Article 15 of the Convention against Corruption defines bribery of national public officials as both the promise, offering or giving of an undue advantage and the solicitation or acceptance of an undue advantage by a national public official. Similarly, article 16 deals with bribery of foreign public officials and officials of public international organizations.
The legal distinction between bribery and extortion is not straightforward, it varies between jurisdictions and a person can be guilty of both in many instances. The debate over the bribery-extortion distinction has centred on the second type of extortion, namely the extortion under colour of official right. There is a degree of overlap between the two concepts and "extortion 'under colour of official right' equals the knowing receipt of bribes" (United States v. Holzer, 1988). Both offences involve the exchange of money, property, or services, but the manner in which the exchange occurs and the parties involved often vary depending upon the nature of the crime.
In extortion, the receiver is making a threat towards the extorted party, threatening to perform a certain action that will harm the extorted party unless the extorted party gives the receiver whatever the receiver requests. On the other hand, in cases of bribery, the bribed party will do something in favour of the bribing party.
Bribery relates to a corrupt benefit given or received to influence official action so as to afford the giver better than fair treatment. Both the person giving and the recipient are guilty of bribery. On the other hand, coercive extortion by a public official is the seeking or receiving of a corrupt benefit paid under an implicit or explicit threat to give the payer worse than fair treatment or to make the payer worse off. The payee is guilty of extortion; the payer is the victim of extortion.
In other words, bribery and extortion present several significant commonalities and differences, which are illustrated in Figure 4.1 below.

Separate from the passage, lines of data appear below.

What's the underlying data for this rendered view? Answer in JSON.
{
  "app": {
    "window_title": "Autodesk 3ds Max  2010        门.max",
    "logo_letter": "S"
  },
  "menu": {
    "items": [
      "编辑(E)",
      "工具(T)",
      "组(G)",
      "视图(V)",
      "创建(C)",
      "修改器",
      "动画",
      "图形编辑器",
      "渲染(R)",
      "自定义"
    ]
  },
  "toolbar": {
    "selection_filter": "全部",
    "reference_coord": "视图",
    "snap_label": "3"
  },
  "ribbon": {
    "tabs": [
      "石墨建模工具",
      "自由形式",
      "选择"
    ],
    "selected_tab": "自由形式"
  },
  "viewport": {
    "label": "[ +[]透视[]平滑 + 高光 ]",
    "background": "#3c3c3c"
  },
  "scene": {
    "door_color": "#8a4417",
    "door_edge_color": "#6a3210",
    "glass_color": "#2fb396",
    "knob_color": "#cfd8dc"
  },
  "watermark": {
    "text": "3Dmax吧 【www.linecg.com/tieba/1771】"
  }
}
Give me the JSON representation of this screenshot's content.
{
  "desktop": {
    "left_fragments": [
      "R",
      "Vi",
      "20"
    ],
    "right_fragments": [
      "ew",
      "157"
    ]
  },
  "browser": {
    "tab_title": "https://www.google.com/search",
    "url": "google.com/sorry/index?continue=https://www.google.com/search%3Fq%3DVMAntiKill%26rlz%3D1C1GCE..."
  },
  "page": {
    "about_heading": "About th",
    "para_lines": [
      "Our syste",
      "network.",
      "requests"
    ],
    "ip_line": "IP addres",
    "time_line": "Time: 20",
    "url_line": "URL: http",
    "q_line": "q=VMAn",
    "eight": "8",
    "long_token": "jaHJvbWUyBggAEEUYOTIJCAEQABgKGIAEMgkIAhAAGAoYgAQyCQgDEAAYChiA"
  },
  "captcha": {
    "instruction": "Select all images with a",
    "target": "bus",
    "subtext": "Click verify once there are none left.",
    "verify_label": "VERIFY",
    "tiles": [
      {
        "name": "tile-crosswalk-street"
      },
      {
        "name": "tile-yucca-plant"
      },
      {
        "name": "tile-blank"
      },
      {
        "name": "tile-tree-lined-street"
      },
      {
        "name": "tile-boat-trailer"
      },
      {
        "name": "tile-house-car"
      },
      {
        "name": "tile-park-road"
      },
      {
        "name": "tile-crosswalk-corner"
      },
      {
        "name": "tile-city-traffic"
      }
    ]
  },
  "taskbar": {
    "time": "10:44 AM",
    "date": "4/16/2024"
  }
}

Organized criminal groups commonly use bribery to protect their illicit activities. For instance, members of organized criminal groups may do illicit favours or pay judges, jurors, police or other public officials in exchange for them to "look the other way". Extortion characterizes the infiltration of legitimate business when organized criminal groups try to force payments from individuals or businesses using threats to avoid worse than fair treatment.
The line between bribery and extortion is rather blurred when a public official expects a bribe for an action they are paid to carry out. Surveys in different countries have found that businesses and citizens often have little choice but to pay what is asked (UNODC, 2013; UNODC, 2017). This situation makes it difficult to assess the true voluntariness of the exchange.
Examples of bribery from the Western Balkans and Nigeria
Roughly, one in ten businesses (10.2 percent) that had contact with a public official in the 12 months prior to the survey paid a bribe to a public official. (UNODC, 2013)
NIGERIAMost bribes are solicited by public officials in return for public services that are their duty to deliver, indicating that those officials have little fear of being sanctioned. This suggests that in such cases bribery is not simply seen as a kind of administrative lubricant to smoothen the bureaucratic process, but rather as a scheme to extort money or other types of bribe from the citizen requesting the public service (UNODC, 2017).